Water securityIn field tests, device harvests water from desert air

By David L. Chandler

Published 29 March 2018

It seems like getting something for nothing, but you really can get drinkable water right out of the driest of desert air. Even in the most arid places on Earth, there is some moisture in the air, and a practical way to extract that moisture could be a key to survival in such bone-dry locations. Now, researchers at MIT have proved that such an extraction system can work.

It seems like getting something for nothing, but you really can get drinkable water right out of the driest of desert air.

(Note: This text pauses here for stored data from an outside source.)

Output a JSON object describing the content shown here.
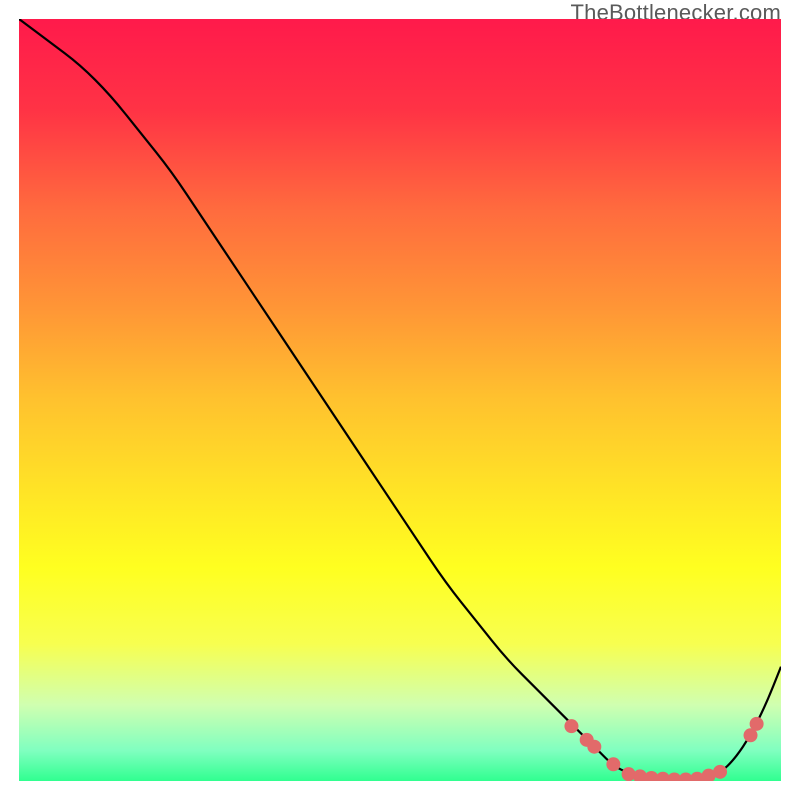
{
  "watermark": "TheBottlenecker.com",
  "chart_data": {
    "type": "line",
    "title": "",
    "xlabel": "",
    "ylabel": "",
    "xlim": [
      0,
      100
    ],
    "ylim": [
      0,
      100
    ],
    "background_gradient": {
      "stops": [
        {
          "offset": 0.0,
          "color": "#ff1a4b"
        },
        {
          "offset": 0.12,
          "color": "#ff3345"
        },
        {
          "offset": 0.25,
          "color": "#ff6b3e"
        },
        {
          "offset": 0.38,
          "color": "#ff9636"
        },
        {
          "offset": 0.5,
          "color": "#ffc22e"
        },
        {
          "offset": 0.62,
          "color": "#ffe426"
        },
        {
          "offset": 0.72,
          "color": "#ffff20"
        },
        {
          "offset": 0.82,
          "color": "#f7ff50"
        },
        {
          "offset": 0.9,
          "color": "#d0ffb0"
        },
        {
          "offset": 0.96,
          "color": "#80ffc0"
        },
        {
          "offset": 1.0,
          "color": "#30ff90"
        }
      ]
    },
    "series": [
      {
        "name": "bottleneck-curve",
        "x": [
          0,
          4,
          8,
          12,
          16,
          20,
          24,
          28,
          32,
          36,
          40,
          44,
          48,
          52,
          56,
          60,
          64,
          68,
          72,
          74,
          76,
          78,
          80,
          82,
          84,
          86,
          88,
          90,
          92,
          94,
          96,
          98,
          100
        ],
        "y": [
          100,
          97,
          94,
          90,
          85,
          80,
          74,
          68,
          62,
          56,
          50,
          44,
          38,
          32,
          26,
          21,
          16,
          12,
          8,
          6,
          4,
          2,
          1,
          0.5,
          0.3,
          0.2,
          0.2,
          0.5,
          1,
          3,
          6,
          10,
          15
        ]
      }
    ],
    "markers": {
      "name": "highlight-points",
      "color": "#e26a6a",
      "radius": 7,
      "points": [
        {
          "x": 72.5,
          "y": 7.2
        },
        {
          "x": 74.5,
          "y": 5.4
        },
        {
          "x": 75.5,
          "y": 4.5
        },
        {
          "x": 78.0,
          "y": 2.2
        },
        {
          "x": 80.0,
          "y": 0.9
        },
        {
          "x": 81.5,
          "y": 0.6
        },
        {
          "x": 83.0,
          "y": 0.4
        },
        {
          "x": 84.5,
          "y": 0.3
        },
        {
          "x": 86.0,
          "y": 0.2
        },
        {
          "x": 87.5,
          "y": 0.2
        },
        {
          "x": 89.0,
          "y": 0.3
        },
        {
          "x": 90.5,
          "y": 0.7
        },
        {
          "x": 92.0,
          "y": 1.2
        },
        {
          "x": 96.0,
          "y": 6.0
        },
        {
          "x": 96.8,
          "y": 7.5
        }
      ]
    }
  }
}
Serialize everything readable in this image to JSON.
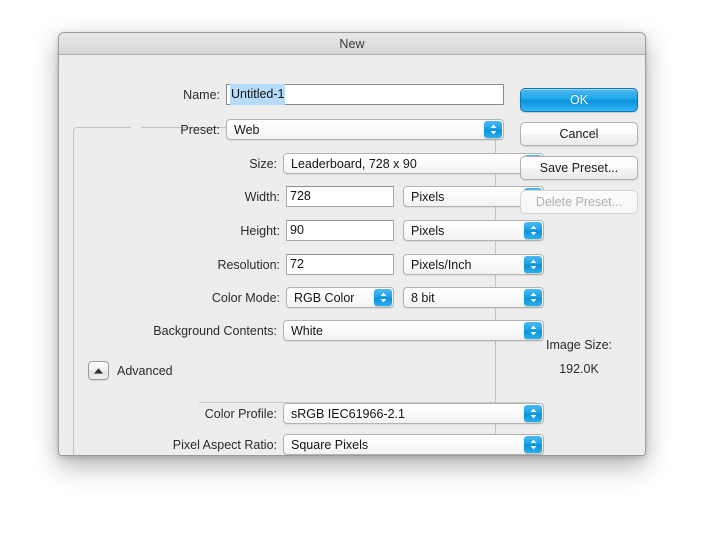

Even in the most arid places on Earth, there is some moisture in the air, and a practical way to extract that moisture could be a key to survival in such bone-dry locations. Now, researchers at MIT have proved that such an extraction system can work.

The new device, based on a concept the team first proposed last year, has now been field-tested in the very dry air of Tempe, Arizona, confirming the potential of the new method, though much work remains to scale up the process, the researchers say.

The new work is reported today in the journal Nature Communications and includes some significant improvements over the initial concept that was described last year in a paper in Science, says Evelyn Wang, the Gail E. Kendall Professor in the Department of Mechanical Engineering, who was the senior author of both papers. MIT postdoc Sameer Rao and former graduate student Hyunho Kim SM ’14, PhD ’18 were the lead authors of the latest paper, along with four others at MIT and the University of California at Berkeley.

Last year’s paper drew a great deal of attention, Wang says. “It got a lot of hype, and some criticism,” she says. Now, “all of the questions that were raised from last time were explicitly demonstrated in this paper. We’ve validated those points.”

The system, based on relatively new high-surface-area materials called metal-organic frameworks (MOFs), can extract potable water from even the driest of desert air, the researchers say, with relative humidities as low as 10 percent. Current methods for extracting water from air require much higher levels – 100 percent humidity for fog-harvesting methods, and above 50 percent for dew-harvesting refrigeration-based systems, which also require large amounts of energy for cooling. So the new system could potentially fill an unmet need for water even in the world’s driest regions.